Hahahhaha. If by “quickly” you mean in a year or two, maybe.
Bogus talk. Can’t happen in today’s environment. Saudis are screwed and can only hope they force price to stay at $55 a barrel for three years...killing off US fracking industry for time-being. Meanwhile....everyone makes less and grumbles. What happens when price hits $100 a barrel again? Frackers restart, and clear profit again. It’s going to be $55 or less for a decade now. Congress may tax the heck out of gas, but it has no potential to rise much above $55.
What price would you pay to drive to work before you sold your house to move or quit your job?
Oil demand tends to be very inelastic in the short term.
Which is why we saw the 2008 price spike of $145.
It won’t stay that high, no way, but he is suggesting the spike could be that high.
Considering how well the predictions on future price swings on crude oil have been realized, this is just a little more effort to create buzz, but nothing concrete.
The price of oil will stabilize at somewhat above the cost of production of the majority of the resources from where it is recovered.
If that is by fracking, then the cost of fracking plus maybe 5-10%. If by thermal depolymerization, then probably by the same margins.
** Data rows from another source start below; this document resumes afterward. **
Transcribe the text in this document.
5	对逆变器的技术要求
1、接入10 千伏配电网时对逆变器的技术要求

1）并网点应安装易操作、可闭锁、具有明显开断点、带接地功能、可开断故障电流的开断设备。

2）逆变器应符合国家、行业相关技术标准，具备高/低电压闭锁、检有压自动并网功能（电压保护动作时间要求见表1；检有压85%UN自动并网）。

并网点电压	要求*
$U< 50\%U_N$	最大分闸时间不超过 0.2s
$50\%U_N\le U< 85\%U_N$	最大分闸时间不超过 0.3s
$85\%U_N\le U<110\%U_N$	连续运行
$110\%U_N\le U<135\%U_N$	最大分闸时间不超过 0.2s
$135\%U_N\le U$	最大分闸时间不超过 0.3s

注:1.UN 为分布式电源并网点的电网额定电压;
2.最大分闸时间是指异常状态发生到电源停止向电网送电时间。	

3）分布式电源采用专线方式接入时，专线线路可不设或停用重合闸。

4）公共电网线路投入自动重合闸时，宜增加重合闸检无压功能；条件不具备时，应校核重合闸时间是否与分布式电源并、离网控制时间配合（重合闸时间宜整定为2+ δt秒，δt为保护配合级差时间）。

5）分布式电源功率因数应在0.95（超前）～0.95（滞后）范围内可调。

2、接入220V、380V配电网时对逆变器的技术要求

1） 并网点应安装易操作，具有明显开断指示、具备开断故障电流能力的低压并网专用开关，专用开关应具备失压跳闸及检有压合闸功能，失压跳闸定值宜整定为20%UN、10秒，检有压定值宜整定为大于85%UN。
If by the dry reforming of methane into liquid hydrocarbons, depends on the supply of the feedstock methane, and the requirements of the final composition of the fuel desired, again along the same margins.
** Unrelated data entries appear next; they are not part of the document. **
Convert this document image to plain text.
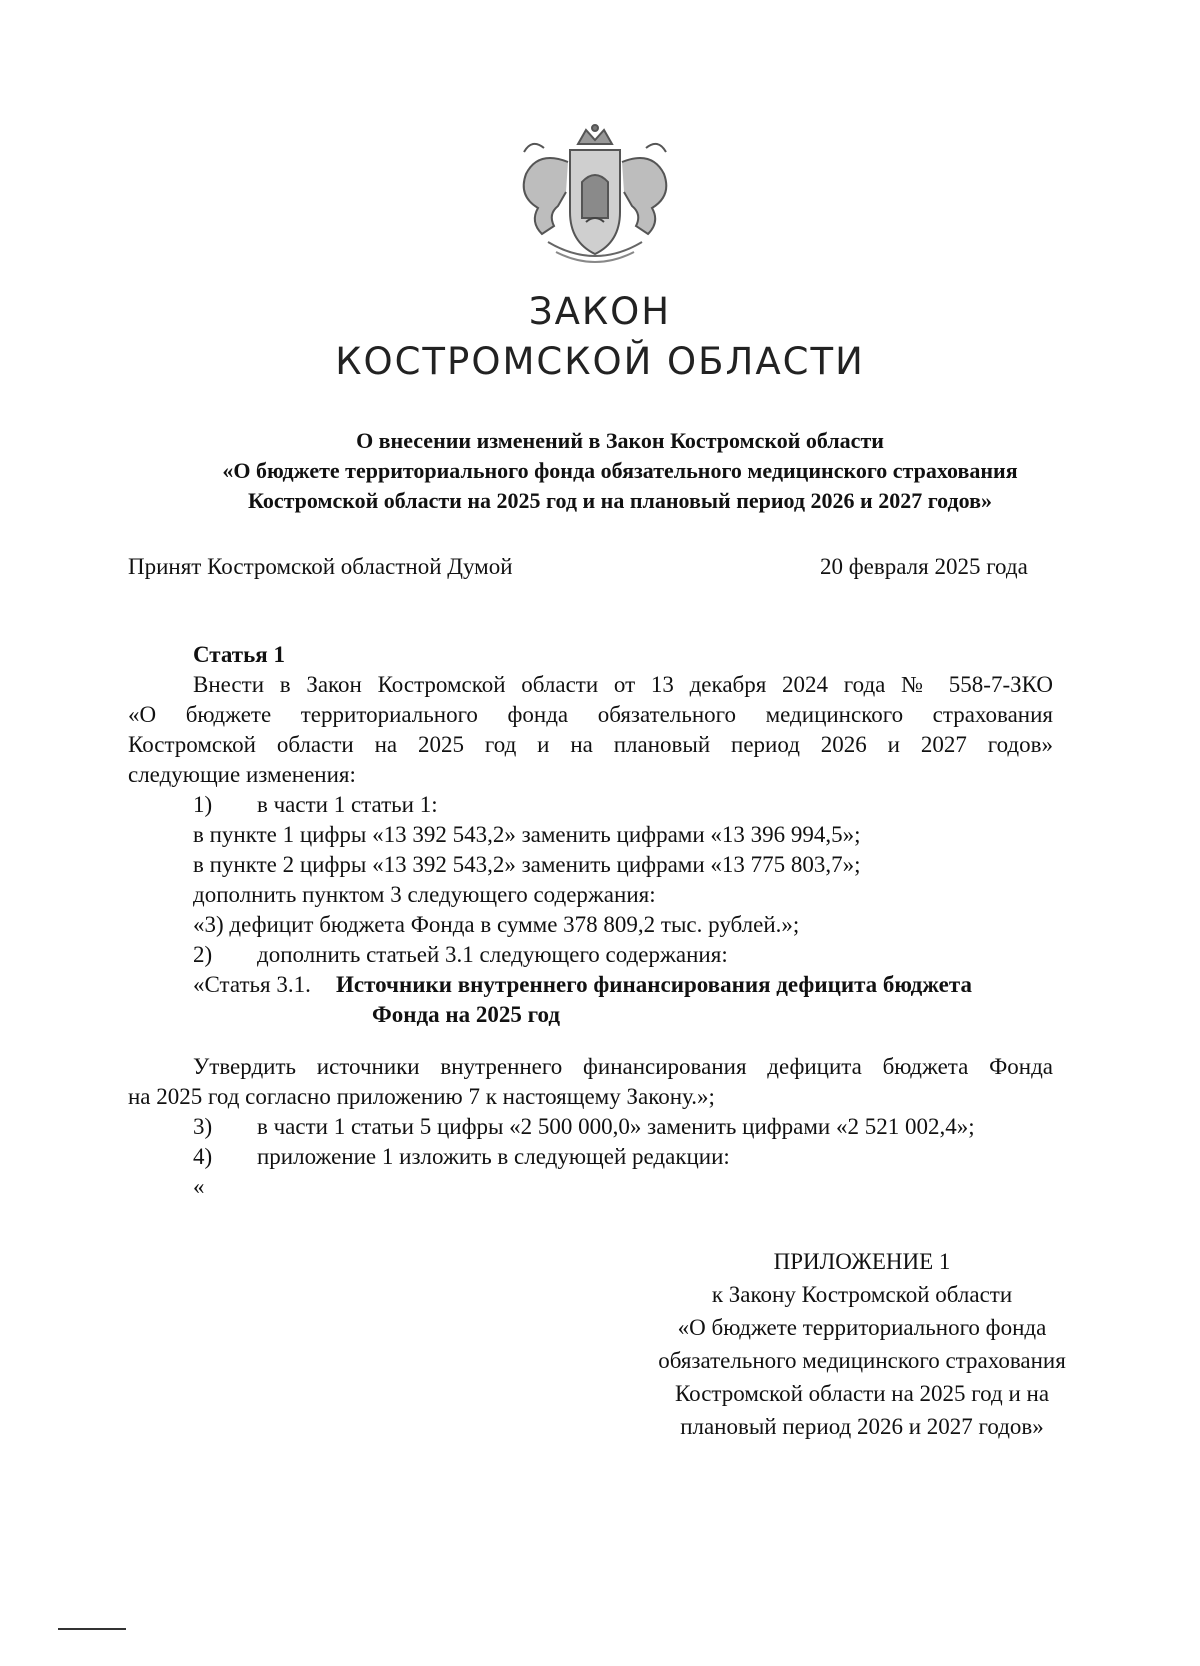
ЗАКОН
КОСТРОМСКОЙ ОБЛАСТИ
О внесении изменений в Закон Костромской области
«О бюджете территориального фонда обязательного медицинского страхования
Костромской области на 2025 год и на плановый период 2026 и 2027 годов»
Принят Костромской областной Думой	20 февраля 2025 года
Статья 1
Внести в Закон Костромской области от 13 декабря 2024 года № 558-7-ЗКО
«О бюджете территориального фонда обязательного медицинского страхования
Костромской области на 2025 год и на плановый период 2026 и 2027 годов»
следующие изменения:
1) в части 1 статьи 1:
в пункте 1 цифры «13 392 543,2» заменить цифрами «13 396 994,5»;
в пункте 2 цифры «13 392 543,2» заменить цифрами «13 775 803,7»;
дополнить пунктом 3 следующего содержания:
«3) дефицит бюджета Фонда в сумме 378 809,2 тыс. рублей.»;
2) дополнить статьей 3.1 следующего содержания:
«Статья 3.1. Источники внутреннего финансирования дефицита бюджета
Фонда на 2025 год
Утвердить источники внутреннего финансирования дефицита бюджета Фонда
на 2025 год согласно приложению 7 к настоящему Закону.»;
3) в части 1 статьи 5 цифры «2 500 000,0» заменить цифрами «2 521 002,4»;
4) приложение 1 изложить в следующей редакции:
«
ПРИЛОЖЕНИЕ 1
к Закону Костромской области
«О бюджете территориального фонда
обязательного медицинского страхования
Костромской области на 2025 год и на
плановый период 2026 и 2027 годов»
The world shall NEVER run out of hydrocarbon mixtures commonly known as kerogen or crude oil.
I would bet against that.
Nope, it will eventually become uneconomical and we will move on to something else. The stone age didn't end because we ran out of stones, or bronze, or iron, etc...
This guy is full of it. But as we learned during the 70s oil crisis, we’ll pay whatever we have to for petroleum, even $200 a barrel if it came to that. At least until sufficient new energy sources/supplies could be brought on line.
Bingo.
I honestly wonder if the Saudis don't have other targets here. Maybe Iran and Russia. The Russian economy is really hurting over this.